As mentioned above, there are many valid reasons why students don’t do well in some classes. Unfortunately, the school system itself tends to avoid accepting any blame. Instead, as argued in Why Do Students Fail? – Faculty’s Perspective, almost every problem is essentially the student’s fault, despite the school’s best efforts. According to the article, students fail due to a “lack of motivation and perseverance, the absence of preparation and effort, poor time management and a lot of other external factors.” There is little mention of the root causes, though; it’s simply a case of passing the buck and putting all the burden on the learners versus the system designed to teach them. 

Such myopic attitudes as those expressed in the article help us understand why students often ultimately turn to tutors outside the system to improve their learning. Tutors generally work independently or for private companies. Either way, their employment is not tied to some state-funded school that has endless bureaucratic processes it must adhere to. 

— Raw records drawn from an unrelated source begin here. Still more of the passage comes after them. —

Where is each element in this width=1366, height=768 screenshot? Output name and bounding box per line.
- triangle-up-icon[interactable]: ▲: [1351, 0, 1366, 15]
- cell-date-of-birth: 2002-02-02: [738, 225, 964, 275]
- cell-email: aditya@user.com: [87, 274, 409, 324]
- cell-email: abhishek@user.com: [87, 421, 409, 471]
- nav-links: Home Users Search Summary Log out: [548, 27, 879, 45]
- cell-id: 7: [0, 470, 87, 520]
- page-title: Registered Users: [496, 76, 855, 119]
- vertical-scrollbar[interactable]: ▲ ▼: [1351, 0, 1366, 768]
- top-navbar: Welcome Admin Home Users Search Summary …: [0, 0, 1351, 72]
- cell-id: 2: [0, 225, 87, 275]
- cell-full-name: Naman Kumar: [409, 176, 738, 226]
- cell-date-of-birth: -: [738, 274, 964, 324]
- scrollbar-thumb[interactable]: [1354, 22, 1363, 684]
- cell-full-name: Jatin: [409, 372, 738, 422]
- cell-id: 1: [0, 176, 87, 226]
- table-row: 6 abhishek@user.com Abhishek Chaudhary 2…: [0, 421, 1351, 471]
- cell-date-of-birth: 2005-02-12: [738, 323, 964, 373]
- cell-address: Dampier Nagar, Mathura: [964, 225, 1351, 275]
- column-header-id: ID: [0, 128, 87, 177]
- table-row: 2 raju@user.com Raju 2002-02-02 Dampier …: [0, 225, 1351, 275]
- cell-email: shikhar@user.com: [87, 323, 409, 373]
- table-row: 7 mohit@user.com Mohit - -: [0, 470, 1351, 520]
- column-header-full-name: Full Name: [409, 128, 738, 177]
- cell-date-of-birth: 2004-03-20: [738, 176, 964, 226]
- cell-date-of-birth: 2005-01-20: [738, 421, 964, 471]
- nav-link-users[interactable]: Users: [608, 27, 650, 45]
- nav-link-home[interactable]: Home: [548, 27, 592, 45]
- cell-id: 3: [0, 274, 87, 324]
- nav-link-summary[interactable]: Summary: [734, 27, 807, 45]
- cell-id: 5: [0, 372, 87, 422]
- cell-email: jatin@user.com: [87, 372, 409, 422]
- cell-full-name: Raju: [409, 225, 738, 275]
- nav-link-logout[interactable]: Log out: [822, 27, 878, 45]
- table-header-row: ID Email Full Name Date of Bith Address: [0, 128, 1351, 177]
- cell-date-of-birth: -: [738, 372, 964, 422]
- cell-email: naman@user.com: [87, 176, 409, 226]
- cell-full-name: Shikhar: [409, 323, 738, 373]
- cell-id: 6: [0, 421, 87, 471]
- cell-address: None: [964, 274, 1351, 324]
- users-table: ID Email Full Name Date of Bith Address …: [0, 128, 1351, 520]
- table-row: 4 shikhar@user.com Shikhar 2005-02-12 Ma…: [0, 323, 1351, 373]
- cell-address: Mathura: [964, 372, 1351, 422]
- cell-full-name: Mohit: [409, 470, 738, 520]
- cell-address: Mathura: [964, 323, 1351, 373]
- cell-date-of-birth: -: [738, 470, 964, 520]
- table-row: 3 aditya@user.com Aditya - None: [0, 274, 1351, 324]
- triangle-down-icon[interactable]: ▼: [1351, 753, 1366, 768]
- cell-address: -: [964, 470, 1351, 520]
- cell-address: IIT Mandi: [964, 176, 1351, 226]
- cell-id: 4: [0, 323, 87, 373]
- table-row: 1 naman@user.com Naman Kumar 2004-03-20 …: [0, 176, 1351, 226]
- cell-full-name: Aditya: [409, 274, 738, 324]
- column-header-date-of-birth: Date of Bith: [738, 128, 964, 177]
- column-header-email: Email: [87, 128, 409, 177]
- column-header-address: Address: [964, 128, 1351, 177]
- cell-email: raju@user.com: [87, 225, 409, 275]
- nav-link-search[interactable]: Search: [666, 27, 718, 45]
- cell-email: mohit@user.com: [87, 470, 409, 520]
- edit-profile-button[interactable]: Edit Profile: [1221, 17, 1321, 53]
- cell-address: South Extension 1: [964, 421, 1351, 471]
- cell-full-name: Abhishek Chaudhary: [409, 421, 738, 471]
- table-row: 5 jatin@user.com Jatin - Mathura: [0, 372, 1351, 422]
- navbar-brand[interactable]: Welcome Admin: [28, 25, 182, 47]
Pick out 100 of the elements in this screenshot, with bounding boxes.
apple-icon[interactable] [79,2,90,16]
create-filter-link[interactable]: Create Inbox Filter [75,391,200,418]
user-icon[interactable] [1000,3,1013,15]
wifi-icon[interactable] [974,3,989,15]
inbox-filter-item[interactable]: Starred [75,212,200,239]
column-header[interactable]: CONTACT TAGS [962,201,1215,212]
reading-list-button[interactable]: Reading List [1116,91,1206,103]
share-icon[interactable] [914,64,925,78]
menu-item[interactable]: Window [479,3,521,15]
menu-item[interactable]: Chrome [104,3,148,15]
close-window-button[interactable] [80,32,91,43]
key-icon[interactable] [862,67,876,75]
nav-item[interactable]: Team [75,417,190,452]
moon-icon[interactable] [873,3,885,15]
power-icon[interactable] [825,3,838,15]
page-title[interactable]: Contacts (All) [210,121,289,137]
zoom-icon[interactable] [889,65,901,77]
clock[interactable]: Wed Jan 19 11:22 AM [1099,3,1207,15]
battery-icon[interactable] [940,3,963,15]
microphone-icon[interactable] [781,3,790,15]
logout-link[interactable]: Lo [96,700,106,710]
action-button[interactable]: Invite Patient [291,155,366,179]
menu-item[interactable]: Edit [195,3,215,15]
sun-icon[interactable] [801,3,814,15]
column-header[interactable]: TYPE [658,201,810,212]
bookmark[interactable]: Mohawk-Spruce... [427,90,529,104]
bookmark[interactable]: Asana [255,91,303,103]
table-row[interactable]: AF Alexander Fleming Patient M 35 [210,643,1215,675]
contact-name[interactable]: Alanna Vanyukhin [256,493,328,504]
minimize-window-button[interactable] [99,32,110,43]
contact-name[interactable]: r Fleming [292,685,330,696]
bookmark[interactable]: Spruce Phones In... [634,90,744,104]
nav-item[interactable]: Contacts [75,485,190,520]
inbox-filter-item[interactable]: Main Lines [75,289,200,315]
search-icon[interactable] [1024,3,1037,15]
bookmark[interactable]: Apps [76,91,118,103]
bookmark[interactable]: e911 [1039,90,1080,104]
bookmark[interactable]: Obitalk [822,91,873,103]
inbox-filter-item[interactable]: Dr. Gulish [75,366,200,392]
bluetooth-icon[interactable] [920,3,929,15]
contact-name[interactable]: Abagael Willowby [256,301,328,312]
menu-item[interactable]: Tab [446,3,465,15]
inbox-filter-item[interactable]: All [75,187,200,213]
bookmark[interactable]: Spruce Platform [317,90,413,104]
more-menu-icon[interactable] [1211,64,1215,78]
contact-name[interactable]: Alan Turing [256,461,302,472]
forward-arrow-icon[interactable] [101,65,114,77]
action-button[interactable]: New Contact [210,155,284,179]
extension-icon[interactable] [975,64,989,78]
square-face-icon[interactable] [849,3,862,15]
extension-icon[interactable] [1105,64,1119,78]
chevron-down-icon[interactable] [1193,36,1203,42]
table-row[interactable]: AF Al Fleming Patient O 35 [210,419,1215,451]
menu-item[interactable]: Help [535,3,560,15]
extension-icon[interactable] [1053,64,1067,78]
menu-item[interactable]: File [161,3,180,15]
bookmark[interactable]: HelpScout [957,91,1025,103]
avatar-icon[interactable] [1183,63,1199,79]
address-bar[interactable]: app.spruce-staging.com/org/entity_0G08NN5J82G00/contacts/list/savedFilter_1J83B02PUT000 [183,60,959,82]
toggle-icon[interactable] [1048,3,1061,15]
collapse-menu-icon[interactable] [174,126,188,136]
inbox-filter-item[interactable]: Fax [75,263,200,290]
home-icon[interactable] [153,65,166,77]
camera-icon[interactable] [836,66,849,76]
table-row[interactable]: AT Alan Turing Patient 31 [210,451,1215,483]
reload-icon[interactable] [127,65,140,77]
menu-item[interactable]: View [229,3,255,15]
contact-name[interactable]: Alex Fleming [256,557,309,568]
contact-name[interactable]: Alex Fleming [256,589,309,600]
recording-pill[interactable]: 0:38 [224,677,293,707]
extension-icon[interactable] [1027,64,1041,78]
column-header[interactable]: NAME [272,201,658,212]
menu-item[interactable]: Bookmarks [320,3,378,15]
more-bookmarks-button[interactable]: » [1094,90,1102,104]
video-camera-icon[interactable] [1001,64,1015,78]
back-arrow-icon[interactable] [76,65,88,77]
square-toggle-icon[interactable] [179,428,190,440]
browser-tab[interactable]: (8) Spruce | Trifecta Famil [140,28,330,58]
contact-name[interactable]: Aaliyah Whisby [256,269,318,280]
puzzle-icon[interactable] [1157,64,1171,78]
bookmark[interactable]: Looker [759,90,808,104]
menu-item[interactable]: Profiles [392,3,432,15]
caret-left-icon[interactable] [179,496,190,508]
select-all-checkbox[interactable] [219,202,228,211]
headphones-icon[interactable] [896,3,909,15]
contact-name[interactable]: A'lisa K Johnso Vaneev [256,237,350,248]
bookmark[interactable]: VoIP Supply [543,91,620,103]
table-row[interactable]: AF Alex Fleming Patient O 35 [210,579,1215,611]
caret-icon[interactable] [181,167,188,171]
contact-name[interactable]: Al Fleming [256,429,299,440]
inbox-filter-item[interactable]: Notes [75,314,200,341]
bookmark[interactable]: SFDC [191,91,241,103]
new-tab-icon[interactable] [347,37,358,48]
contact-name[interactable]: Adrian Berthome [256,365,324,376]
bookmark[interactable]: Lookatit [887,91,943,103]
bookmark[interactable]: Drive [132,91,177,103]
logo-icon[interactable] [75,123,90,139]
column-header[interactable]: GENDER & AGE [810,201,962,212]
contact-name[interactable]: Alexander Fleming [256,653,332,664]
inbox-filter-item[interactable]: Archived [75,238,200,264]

If a student has fallen behind or needs an academic boost, tutors have no reason to get defensive, point fingers, or play the “blame game” with parents. There is no system to “protect,” so instead, they can just accept the student as they are, without judgment. From that starting point, both tutor and student are better able to work together as a team to establish and achieve the student’s specific goals. 

7. Tutors can change your whole life

Some students think of tutors as existing only to help them with a particular subject, such as Math, Science, or English. However, many people hire test prep tutors to get ready for upcoming tough exams. A few of the common exams that people seek out tutors for include the ACT, SAT, GED, MCAT, GRE, and LSAT. 

These critical tests can often “make or break” a student’s ability to get into a higher education program they want. This, in turn, can potentially impact their entire careers. In other words, it is not an exaggeration to say that the results of one test can literally alter the trajectory of a person’s whole life, including their income earning potential. Meanwhile, those same students often grow up to raise families, and their children’s lives will also be influenced by the socio-economic factors that impact their parents. 

In the article Tutoring: A time-tested solution to an unprecedented pandemic, Brookings offers evidence that tutoring works, stating: “tutoring is remarkably effective at helping students learn, with over 80% of [recent] studies reporting statistically significant effects.” 

Whether a tutor is used for a specific subject or exam prep, their contributions to a student’s learning can be immeasurable. Indeed, as part of the tutoring process, many tutors often pass on vital study skills which can be applied to a wide range of endeavors beyond the scope of the tutoring sessions. Such intangible benefits are impossible to put a price tag on. Indeed, they are truly invaluable.